Although Durnstein in a very small town on the Danube River compared to big cities like Vienna and Budapest it still is one of the most visited and well known areas in the Wachau Region, and most notably know for its wine growing. We arrived here in the evening after a full day of sailing, and even through the fog and at the distances you could see the looming ruins of the Durnstein Castle.
Durnstein was first brought to light in the history books when the Leopold V Duke of Austria held King Richard I of England (Richard the Lionhearted) captive in the Castle after their dispute during the third crusade in 1192. However, in 1645 the castle was almost completely destroyed by the sweetish empire.
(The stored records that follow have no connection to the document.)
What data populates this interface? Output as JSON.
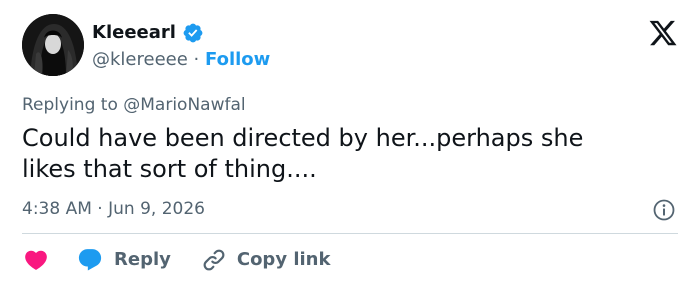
{
  "author": {
    "display_name": "Kleeearl",
    "handle": "@klereeee",
    "separator": "·",
    "follow_label": "Follow",
    "verified": true
  },
  "reply_context": {
    "prefix": "Replying to",
    "target": "@MarioNawfal"
  },
  "tweet": {
    "line1": "Could have been directed by her...perhaps she",
    "line2": "likes that sort of thing...."
  },
  "timestamp": {
    "time": "4:38 AM",
    "separator": "·",
    "date": "Jun 9, 2026"
  },
  "actions": {
    "reply_label": "Reply",
    "copy_link_label": "Copy link"
  },
  "icons": {
    "logo": "x-logo-icon",
    "verified": "verified-badge-icon",
    "info": "info-icon",
    "like": "heart-icon",
    "reply": "speech-bubble-icon",
    "copy_link": "link-icon"
  },
  "colors": {
    "accent": "#1d9bf0",
    "like": "#f91880",
    "text": "#0f1419",
    "muted": "#536471",
    "divider": "#cfd9de"
  }
}
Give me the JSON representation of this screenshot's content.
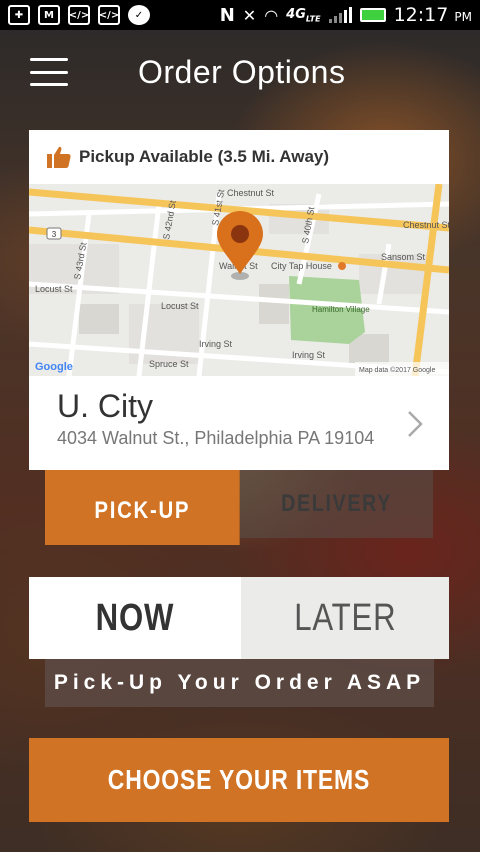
{
  "status_bar": {
    "time": "12:17",
    "ampm": "PM",
    "network": "4G",
    "network_sub": "LTE",
    "icons": [
      "plus-icon",
      "gmail-icon",
      "code-icon",
      "code-icon",
      "check-badge-icon",
      "nfc-icon",
      "mute-icon",
      "wifi-icon",
      "signal-icon",
      "battery-icon"
    ]
  },
  "header": {
    "title": "Order Options",
    "menu_icon": "hamburger-menu-icon"
  },
  "location_card": {
    "pickup_text": "Pickup Available (3.5 Mi. Away)",
    "name": "U. City",
    "address": "4034 Walnut St., Philadelphia PA 19104",
    "map": {
      "labels": {
        "chestnut": "Chestnut St",
        "s42nd": "S 42nd St",
        "s41st": "S 41st St",
        "s40th": "S 40th St",
        "s43rd": "S 43rd St",
        "walnut": "Walnut St",
        "city_tap": "City Tap House",
        "sansom": "Sansom St",
        "locust_left": "Locust St",
        "locust_mid": "Locust St",
        "hamilton": "Hamilton Village",
        "irving_left": "Irving St",
        "irving_right": "Irving St",
        "spruce": "Spruce St",
        "route": "3",
        "google": "Google",
        "map_data": "Map data ©2017 Google"
      }
    }
  },
  "order_type": {
    "pickup": "PICK-UP",
    "delivery": "DELIVERY"
  },
  "order_time": {
    "now": "NOW",
    "later": "LATER",
    "hint": "Pick-Up Your Order ASAP"
  },
  "cta": {
    "label": "CHOOSE YOUR ITEMS"
  },
  "colors": {
    "accent": "#d17324",
    "map_pin": "#d9701c",
    "map_road": "#f6c55a"
  }
}
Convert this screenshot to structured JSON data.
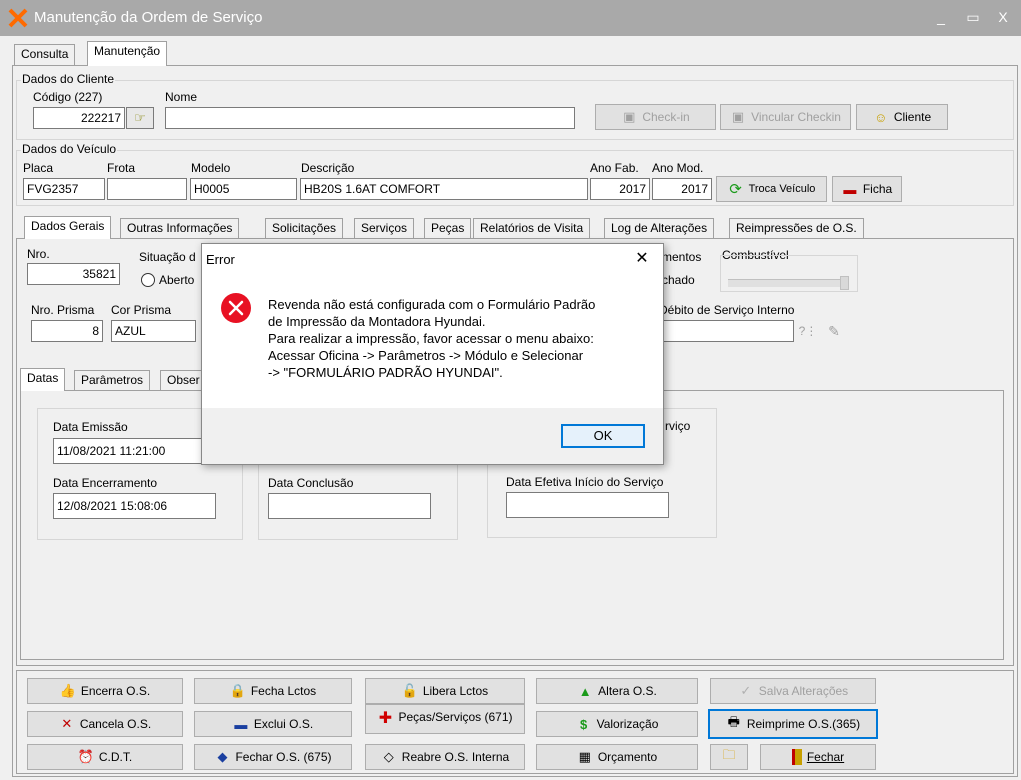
{
  "window": {
    "title": "Manutenção da Ordem de Serviço",
    "controls": [
      "_",
      "▭",
      "X"
    ]
  },
  "main_tabs": [
    "Consulta",
    "Manutenção"
  ],
  "cliente": {
    "group_title": "Dados do Cliente",
    "codigo_label": "Código (227)",
    "codigo_value": "222217",
    "nome_label": "Nome",
    "nome_value": "",
    "checkin_label": "Check-in",
    "vincular_label": "Vincular Checkin",
    "cliente_label": "Cliente"
  },
  "veiculo": {
    "group_title": "Dados do Veículo",
    "placa_label": "Placa",
    "placa_value": "FVG2357",
    "frota_label": "Frota",
    "frota_value": "",
    "modelo_label": "Modelo",
    "modelo_value": "H0005",
    "descricao_label": "Descrição",
    "descricao_value": "HB20S 1.6AT COMFORT",
    "anofab_label": "Ano Fab.",
    "anofab_value": "2017",
    "anomod_label": "Ano Mod.",
    "anomod_value": "2017",
    "troca_label": "Troca Veículo",
    "ficha_label": "Ficha"
  },
  "detail_tabs": [
    "Dados Gerais",
    "Outras Informações",
    "Solicitações",
    "Serviços",
    "Peças",
    "Relatórios de Visita",
    "Log de Alterações",
    "Reimpressões de O.S."
  ],
  "dados_gerais": {
    "nro_label": "Nro.",
    "nro_value": "35821",
    "situacao_label": "Situação d",
    "aberto_label": "Aberto",
    "lancamentos_label": "mentos",
    "fechado_label": "chado",
    "combustivel_label": "Combustível",
    "prisma_label": "Nro. Prisma",
    "prisma_value": "8",
    "cor_label": "Cor Prisma",
    "cor_value": "AZUL",
    "debito_label": "Débito de Serviço Interno"
  },
  "sub_tabs": [
    "Datas",
    "Parâmetros",
    "Obser"
  ],
  "datas": {
    "emissao_label": "Data Emissão",
    "emissao_value": "11/08/2021 11:21:00",
    "encerramento_label": "Data Encerramento",
    "encerramento_value": "12/08/2021 15:08:06",
    "conclusao_label": "Data Conclusão",
    "conclusao_value": "",
    "servico_partial_label": "rviço",
    "efetiva_label": "Data Efetiva Início do Serviço",
    "efetiva_value": ""
  },
  "actions": {
    "encerra": "Encerra O.S.",
    "fecha_lctos": "Fecha Lctos",
    "libera_lctos": "Libera Lctos",
    "altera": "Altera O.S.",
    "salva": "Salva Alterações",
    "cancela": "Cancela O.S.",
    "exclui": "Exclui O.S.",
    "pecas_servicos": "Peças/Serviços (671)",
    "valorizacao": "Valorização",
    "reimprime": "Reimprime O.S.(365)",
    "cdt": "C.D.T.",
    "fechar_os": "Fechar O.S. (675)",
    "reabre": "Reabre O.S. Interna",
    "orcamento": "Orçamento",
    "fechar": "Fechar"
  },
  "dialog": {
    "title": "Error",
    "lines": [
      "Revenda não está configurada com o Formulário Padrão",
      "de Impressão da Montadora Hyundai.",
      "Para realizar a impressão, favor acessar o menu abaixo:",
      "Acessar Oficina -> Parâmetros -> Módulo e Selecionar",
      "-> \"FORMULÁRIO PADRÃO HYUNDAI\"."
    ],
    "ok_label": "OK"
  },
  "colors": {
    "titlebar": "#a9a9a9",
    "error_icon": "#e81123",
    "focus_border": "#0078d7"
  }
}
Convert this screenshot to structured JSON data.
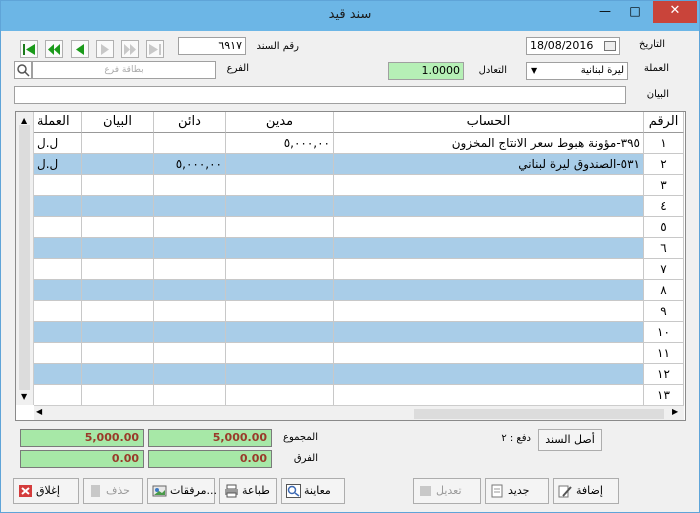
{
  "window": {
    "title": "سند قيد"
  },
  "header": {
    "date_label": "التاريخ",
    "date_value": "18/08/2016",
    "voucher_label": "رقم السند",
    "voucher_value": "٦٩١٧",
    "currency_label": "العملة",
    "currency_value": "ليرة لبنانية",
    "rate_label": "التعادل",
    "rate_value": "1.0000",
    "branch_label": "الفرع",
    "branch_placeholder": "بطاقة فرع",
    "statement_label": "البيان"
  },
  "grid": {
    "columns": [
      "الرقم",
      "الحساب",
      "مدين",
      "دائن",
      "البيان",
      "العملة"
    ],
    "rows": [
      {
        "num": "١",
        "account": "٣٩٥-مؤونة هبوط سعر الانتاج المخزون",
        "debit": "٥,٠٠٠,٠٠",
        "credit": "",
        "note": "",
        "cur": "ل.ل"
      },
      {
        "num": "٢",
        "account": "٥٣١-الصندوق ليرة لبناني",
        "debit": "",
        "credit": "٥,٠٠٠,٠٠",
        "note": "",
        "cur": "ل.ل"
      },
      {
        "num": "٣",
        "account": "",
        "debit": "",
        "credit": "",
        "note": "",
        "cur": ""
      },
      {
        "num": "٤",
        "account": "",
        "debit": "",
        "credit": "",
        "note": "",
        "cur": ""
      },
      {
        "num": "٥",
        "account": "",
        "debit": "",
        "credit": "",
        "note": "",
        "cur": ""
      },
      {
        "num": "٦",
        "account": "",
        "debit": "",
        "credit": "",
        "note": "",
        "cur": ""
      },
      {
        "num": "٧",
        "account": "",
        "debit": "",
        "credit": "",
        "note": "",
        "cur": ""
      },
      {
        "num": "٨",
        "account": "",
        "debit": "",
        "credit": "",
        "note": "",
        "cur": ""
      },
      {
        "num": "٩",
        "account": "",
        "debit": "",
        "credit": "",
        "note": "",
        "cur": ""
      },
      {
        "num": "١٠",
        "account": "",
        "debit": "",
        "credit": "",
        "note": "",
        "cur": ""
      },
      {
        "num": "١١",
        "account": "",
        "debit": "",
        "credit": "",
        "note": "",
        "cur": ""
      },
      {
        "num": "١٢",
        "account": "",
        "debit": "",
        "credit": "",
        "note": "",
        "cur": ""
      },
      {
        "num": "١٣",
        "account": "",
        "debit": "",
        "credit": "",
        "note": "",
        "cur": ""
      }
    ]
  },
  "totals": {
    "sum_label": "المجموع",
    "diff_label": "الفرق",
    "debit_total": "5,000.00",
    "credit_total": "5,000.00",
    "debit_diff": "0.00",
    "credit_diff": "0.00",
    "payment_label": "دفع : ٢",
    "original_button": "أصل السند"
  },
  "toolbar": {
    "close": "إغلاق",
    "delete": "حذف",
    "attachments": "مرفقات...",
    "print": "طباعة",
    "preview": "معاينة",
    "edit": "تعديل",
    "new": "جديد",
    "add": "إضافة"
  },
  "colors": {
    "title_bar": "#6cb6e6",
    "close": "#c9443a",
    "alt_row": "#a9cde8",
    "total": "#a7e8a7",
    "rate": "#b6f0b6"
  }
}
This is the condition in which we visited the castle, the stone steps leading up almost 900 ft had no guard rails, they were carved directly into the mountain and always had an edge that lead directly off of the cliff face. We traveled up these steps as night approached which added to the ominous feeling walking up the mountain.
By the time we reached the top we were out of breath, and although it was at least 30 degrees I had shed a few layers. I stood there on that cliff side in the midst of the Durnstein Castel Ruins looking over the entire Wachau Valley as dusk descended. From the top of the mountain the wind had picked up and made all of the surrounding trees creek and wane in an eerie tone, but we continued up. Inside the Castel confines we found a cellar with rust iron bars and a widow sill in a crumbling wall.
The view from the top was unbelievable at night,and nothing on my trip could compare to the feeling of being on top of the world in the Durnstein Castle Ruins.